ここで、電源電圧のバラツキが±15%(100V系で85V~115V、240V系で204V~276V)、発熱部材360の抵抗値のバラツキが±10%あるとすると、発熱部材360の電力はこれらバラツキがない場合に比べて最大で1.4倍程度大きくなる可能性がある(電源電圧が+15%、発熱部材360の抵抗値が-10%のバラツキの場合)。
このように発熱部材360の電力が最大化した場合、電力デューティ100%では発熱部材360が180℃に到達するまでの時間が2秒未満となり(温度勾配>70℃/秒)、温度抵抗特性の検出精度が悪化する。そこで、このように発熱部材360の電力がバラツキにより最大化した場合も考慮して、電力デューティを100%未満に設定するのがよい。
ステップ37で所定期間Tが経過したと判断されると、次のステップS38で調整用電力デューティの供給が終了される。そしてステップS39で、温度-抵抗値特性に基づいて発熱部材360の使用時の電力デューティが調整される。すなわち、検知された温度に対する抵抗値特性が発熱部材360の設計値よりも小さい場合(図7の破線c)は、予定した電力デューティを供給しても設計電力(単位時間当りの発熱量)が得られないので、予定した電力デューティよりもデューティを増大する。この増大する割合は、図7の実線aと破線cの乖離量に対応させる。
この反対に、検知された温度に対する抵抗値特性が発熱部材360の設計値よりも大きい場合((図7の破線b)は、予定した電力デューティを供給すると設計電力(単位時間当りの発熱量)よりも過大な電力になるので、予定した電力デューティよりもデューティを減少する。この減少する割合は、図7の実線aと破線bの乖離量に対応させる。このように電力デューティが調整された後、ステップS40で診断モードが終了となり、印刷動作すなわち発熱部材360に対する調整済み電力デューティの供給が開始される。
印刷動作を終了した後、再度印刷動作を開始するときは、定着装置300の交換がない限り、前回の調整用電力デューティにより検出し不揮発性メモリに格納した抵抗値Rを読み出し、当該抵抗値Rと電圧検知手段450の検知結果に基づいて、発熱部材360の使用時の電力デューティを調整する。この場合、発熱部材360に対する調整用電力デューティの供給は行わない。

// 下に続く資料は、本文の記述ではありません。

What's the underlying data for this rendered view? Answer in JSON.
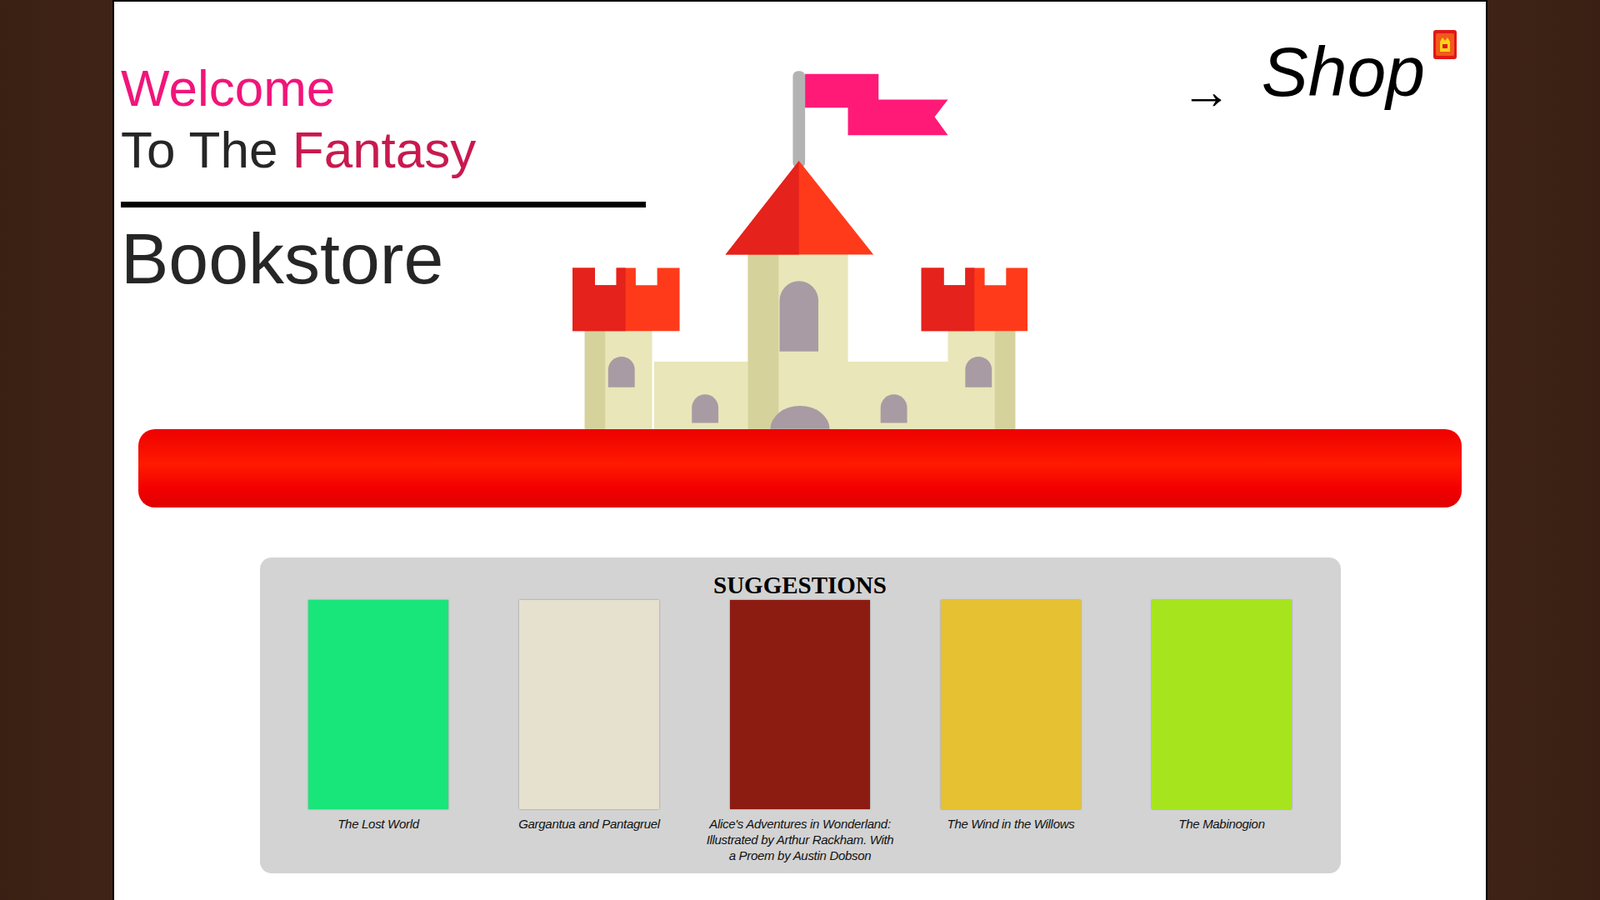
{
  "header": {
    "welcome": "Welcome",
    "line2": "To The",
    "highlight": "Fantasy",
    "bookstore": "Bookstore"
  },
  "shop": {
    "arrow": "→",
    "label": "Shop"
  },
  "suggestions": {
    "heading": "SUGGESTIONS",
    "books": [
      {
        "title": "The Lost World",
        "color": "#19e67a"
      },
      {
        "title": "Gargantua and Pantagruel",
        "color": "#e6e0cf"
      },
      {
        "title": "Alice's Adventures in Wonderland: Illustrated by Arthur Rackham. With a Proem by Austin Dobson",
        "color": "#8c1c12"
      },
      {
        "title": "The Wind in the Willows",
        "color": "#e6c232"
      },
      {
        "title": "The Mabinogion",
        "color": "#a6e51e"
      }
    ]
  }
}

このように、発熱部材360の実際の抵抗値Rの温度特性を算出して所期の電力(発熱量)が得られるように電力デューティを調整したうえで発熱部材360に対する電力デューティの供給が行われるので、発熱部材360の抵抗値のバラツキに関わりなく、発熱部材360の電力を狙い通り適正に制御することができる。

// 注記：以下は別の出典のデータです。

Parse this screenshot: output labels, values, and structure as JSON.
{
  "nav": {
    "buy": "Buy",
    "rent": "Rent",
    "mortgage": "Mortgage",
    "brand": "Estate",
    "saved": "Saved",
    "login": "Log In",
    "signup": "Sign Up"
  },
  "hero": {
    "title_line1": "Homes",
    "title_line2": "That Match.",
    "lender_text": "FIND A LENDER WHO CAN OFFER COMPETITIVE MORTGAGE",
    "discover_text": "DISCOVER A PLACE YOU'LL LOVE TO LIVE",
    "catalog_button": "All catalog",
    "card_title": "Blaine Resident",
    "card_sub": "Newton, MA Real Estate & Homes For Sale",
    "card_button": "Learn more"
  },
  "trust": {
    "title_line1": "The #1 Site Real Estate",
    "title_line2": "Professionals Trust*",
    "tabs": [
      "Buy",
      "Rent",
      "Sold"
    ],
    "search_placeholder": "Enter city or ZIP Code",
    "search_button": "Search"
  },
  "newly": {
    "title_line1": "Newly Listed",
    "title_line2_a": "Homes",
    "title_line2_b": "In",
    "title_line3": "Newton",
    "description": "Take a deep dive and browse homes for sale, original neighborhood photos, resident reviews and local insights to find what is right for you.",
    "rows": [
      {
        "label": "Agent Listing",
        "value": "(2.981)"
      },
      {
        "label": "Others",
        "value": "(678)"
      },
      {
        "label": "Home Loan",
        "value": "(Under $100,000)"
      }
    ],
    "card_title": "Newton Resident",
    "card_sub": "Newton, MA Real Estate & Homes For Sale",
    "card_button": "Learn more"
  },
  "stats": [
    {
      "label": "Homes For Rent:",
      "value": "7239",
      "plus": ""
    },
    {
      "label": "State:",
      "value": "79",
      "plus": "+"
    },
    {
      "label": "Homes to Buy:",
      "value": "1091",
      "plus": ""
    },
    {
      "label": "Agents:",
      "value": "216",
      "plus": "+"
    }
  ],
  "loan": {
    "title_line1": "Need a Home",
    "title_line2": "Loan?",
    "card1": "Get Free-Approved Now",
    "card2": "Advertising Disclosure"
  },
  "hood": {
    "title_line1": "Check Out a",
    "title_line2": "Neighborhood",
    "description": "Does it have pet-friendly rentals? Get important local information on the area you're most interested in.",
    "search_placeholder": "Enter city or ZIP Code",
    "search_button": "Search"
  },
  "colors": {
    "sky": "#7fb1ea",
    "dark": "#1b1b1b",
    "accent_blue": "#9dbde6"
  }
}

以上、本発明を実施形態に基づき説明したが、本発明は前記実施形態に限定されるものではなく、特許請求の範囲に記載の技術的思想の範囲内で種々変更可能であることは言うまでもない。例えば加熱装置は乾燥装置など定着装置以外の用途に使用することも可能である。また抵抗発熱体はPTC素子のほかセラミックヒータなど他の抵抗発熱体も使用可能である。また図3A(b)(c)や図3B(b)(c)のPTC素子のオーバーラップ形態は、凹凸形状や櫛歯形状の相互嵌合なども可能であることは勿論である。またPTC素子の数は8個未満または9個以上としてもよい。さらにPTC素子を基材350の短手方向に複数列で配置することも可能である。